In the 30 years that separated Mellaart’s Çatalhöyük from Hodder’s, archeology changed radically. By his last season even Mellaart was out of date: scientific archeology had arrived, and with it a preference for the quantifiable over the symbolic, for testable hypotheses over stories. Then in the 1980s, some archeologists began to question their whole enterprise, to dismiss as naive the view that you could ever know what really happened in the past, and as Eurocentric the interpretations that people like Mellaart had applied to ancient cultures. Having barely become modern and scientific, archeology suddenly became postmodern.
One of the most widely respected leaders of that second revolution is Hodder. At Çatalhöyük he is getting a chance to rewrite Mellaart’s story—and to put his postmodern theories into practice.

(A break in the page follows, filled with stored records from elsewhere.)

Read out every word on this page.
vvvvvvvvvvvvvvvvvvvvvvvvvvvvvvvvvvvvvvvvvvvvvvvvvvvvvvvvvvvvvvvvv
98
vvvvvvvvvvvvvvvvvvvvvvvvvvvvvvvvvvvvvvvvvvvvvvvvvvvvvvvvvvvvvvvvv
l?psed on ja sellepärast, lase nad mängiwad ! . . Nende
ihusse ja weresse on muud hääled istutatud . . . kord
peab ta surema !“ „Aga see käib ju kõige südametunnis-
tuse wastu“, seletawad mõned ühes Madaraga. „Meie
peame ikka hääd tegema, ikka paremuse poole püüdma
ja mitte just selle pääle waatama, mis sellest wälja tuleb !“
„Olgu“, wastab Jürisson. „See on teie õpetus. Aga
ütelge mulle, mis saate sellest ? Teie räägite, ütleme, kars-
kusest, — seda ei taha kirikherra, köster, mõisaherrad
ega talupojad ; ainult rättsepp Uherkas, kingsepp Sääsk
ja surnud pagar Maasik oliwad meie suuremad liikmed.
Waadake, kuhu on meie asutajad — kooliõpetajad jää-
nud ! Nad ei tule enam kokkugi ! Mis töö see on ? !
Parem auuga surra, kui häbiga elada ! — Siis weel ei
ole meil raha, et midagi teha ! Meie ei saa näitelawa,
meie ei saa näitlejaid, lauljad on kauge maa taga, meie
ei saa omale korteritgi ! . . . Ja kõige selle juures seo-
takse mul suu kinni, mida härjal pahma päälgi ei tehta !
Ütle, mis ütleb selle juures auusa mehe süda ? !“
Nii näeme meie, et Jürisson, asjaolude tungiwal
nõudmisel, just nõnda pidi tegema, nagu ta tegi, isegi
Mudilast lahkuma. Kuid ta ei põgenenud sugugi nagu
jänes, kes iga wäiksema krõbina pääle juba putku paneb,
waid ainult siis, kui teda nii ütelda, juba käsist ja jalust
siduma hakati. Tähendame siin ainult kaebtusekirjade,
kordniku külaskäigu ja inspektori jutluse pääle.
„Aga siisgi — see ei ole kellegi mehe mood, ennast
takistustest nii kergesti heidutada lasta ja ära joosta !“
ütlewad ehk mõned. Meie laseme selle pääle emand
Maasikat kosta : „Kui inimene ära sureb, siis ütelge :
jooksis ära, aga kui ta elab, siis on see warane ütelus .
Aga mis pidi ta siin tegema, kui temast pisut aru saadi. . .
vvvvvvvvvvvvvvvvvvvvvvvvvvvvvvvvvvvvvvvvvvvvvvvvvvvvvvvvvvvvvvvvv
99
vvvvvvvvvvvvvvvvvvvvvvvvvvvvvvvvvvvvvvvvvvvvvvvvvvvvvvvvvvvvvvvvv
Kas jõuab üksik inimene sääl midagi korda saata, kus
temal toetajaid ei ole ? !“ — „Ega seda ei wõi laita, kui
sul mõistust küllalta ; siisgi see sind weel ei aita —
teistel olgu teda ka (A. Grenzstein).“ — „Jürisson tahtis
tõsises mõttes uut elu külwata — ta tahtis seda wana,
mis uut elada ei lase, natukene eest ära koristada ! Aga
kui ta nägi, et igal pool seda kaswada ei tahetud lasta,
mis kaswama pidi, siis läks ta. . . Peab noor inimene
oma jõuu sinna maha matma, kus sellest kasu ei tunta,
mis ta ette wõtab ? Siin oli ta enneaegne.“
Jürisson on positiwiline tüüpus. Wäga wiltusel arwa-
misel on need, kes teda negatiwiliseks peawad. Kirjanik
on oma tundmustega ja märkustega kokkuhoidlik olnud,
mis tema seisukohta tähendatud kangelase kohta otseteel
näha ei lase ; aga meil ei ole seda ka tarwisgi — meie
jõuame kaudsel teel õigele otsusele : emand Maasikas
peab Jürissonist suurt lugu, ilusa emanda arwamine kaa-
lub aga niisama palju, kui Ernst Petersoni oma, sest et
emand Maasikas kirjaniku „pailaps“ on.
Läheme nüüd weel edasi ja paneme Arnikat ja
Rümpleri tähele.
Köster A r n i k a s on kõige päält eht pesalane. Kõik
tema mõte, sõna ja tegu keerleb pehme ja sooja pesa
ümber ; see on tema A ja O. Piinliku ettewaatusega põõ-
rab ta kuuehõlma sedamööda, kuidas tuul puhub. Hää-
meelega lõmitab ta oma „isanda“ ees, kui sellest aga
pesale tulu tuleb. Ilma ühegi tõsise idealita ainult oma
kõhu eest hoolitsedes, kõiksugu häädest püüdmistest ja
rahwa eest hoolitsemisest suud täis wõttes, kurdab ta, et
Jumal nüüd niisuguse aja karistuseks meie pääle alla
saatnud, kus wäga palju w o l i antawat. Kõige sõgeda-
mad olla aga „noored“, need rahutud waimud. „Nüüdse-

James Mellaart is 73 now, on the short side, a bit pear-shaped, a bit jowly, a bit short of breath. He wears his roomy trousers hiked high and a tartan tie when the occasion demands it. (Mellaart is of Dutch extraction, but three centuries ago his family were MacLartys from Scotland.) Large glasses frame eyes that squeeze down to small slits of mirth as he talks. Were he standing on a windswept mound, the thin gray hair would quickly come unkempt, but he is not: he is sitting in a comfortable chair in his flat in north London. The flat, located in an unremarkable block, is richly Turkish, all dark wood and kilims and glass cabinets filled with out-of-the-ordinary curios. As Mellaart tells the story of the dig of his life, his Turkish-born wife and colleague, Arlette, intervenes with small cups of muddy coffee and occasional explanations.
A flint dagger from Çatalhöyük; most tools were obsidian. |
The importance of the site was obvious. When Mellaart finally started digging there in 1961, though, he didn’t expect it to be beautiful too; the potsherds he had found at the surface were undecorated fragments of cooking vessels. His doubts lasted about three days into the dig. “We had a narrow little trench,” Mellaart says, “and one of my workmen called me and said, ‘Sir, look.’ On the wall, a piece of plaster had fallen off. And there were paintings. That changed the whole thing.”
‘Mellaart is like a man who went to the moon. He can’t get over it’
Much older paintings had been found before in European caves, such as Lascaux in France. Those paintings dated from the Paleolithic, the Old Stone Age, when humans were nomadic hunter-gatherers. What Mellaart had found at Çatalhöyük were the oldest paintings from the Neolithic, the oldest paintings made by humans on the walls of houses they had built themselves. The first was of a hunter and a stag. More hunting scenes followed, but also pictures of men sporting with all sorts of animals, pulling their tails and tongues and riding on their backs. There were pictures of men dancing in leopard skins and of headless men being pecked by giant vultures. There was even what looked to Mellaart like an erupting volcano: probably Hasan Da˘g he decided, which is visible from the mound on a clear day, 80 miles to the northeast. Under the volcano, the artist had painted a strange pattern of rectangles that could be taken for the terraced town of Çatalhöyük itself. Mellaart said it was the first landscape painting in history.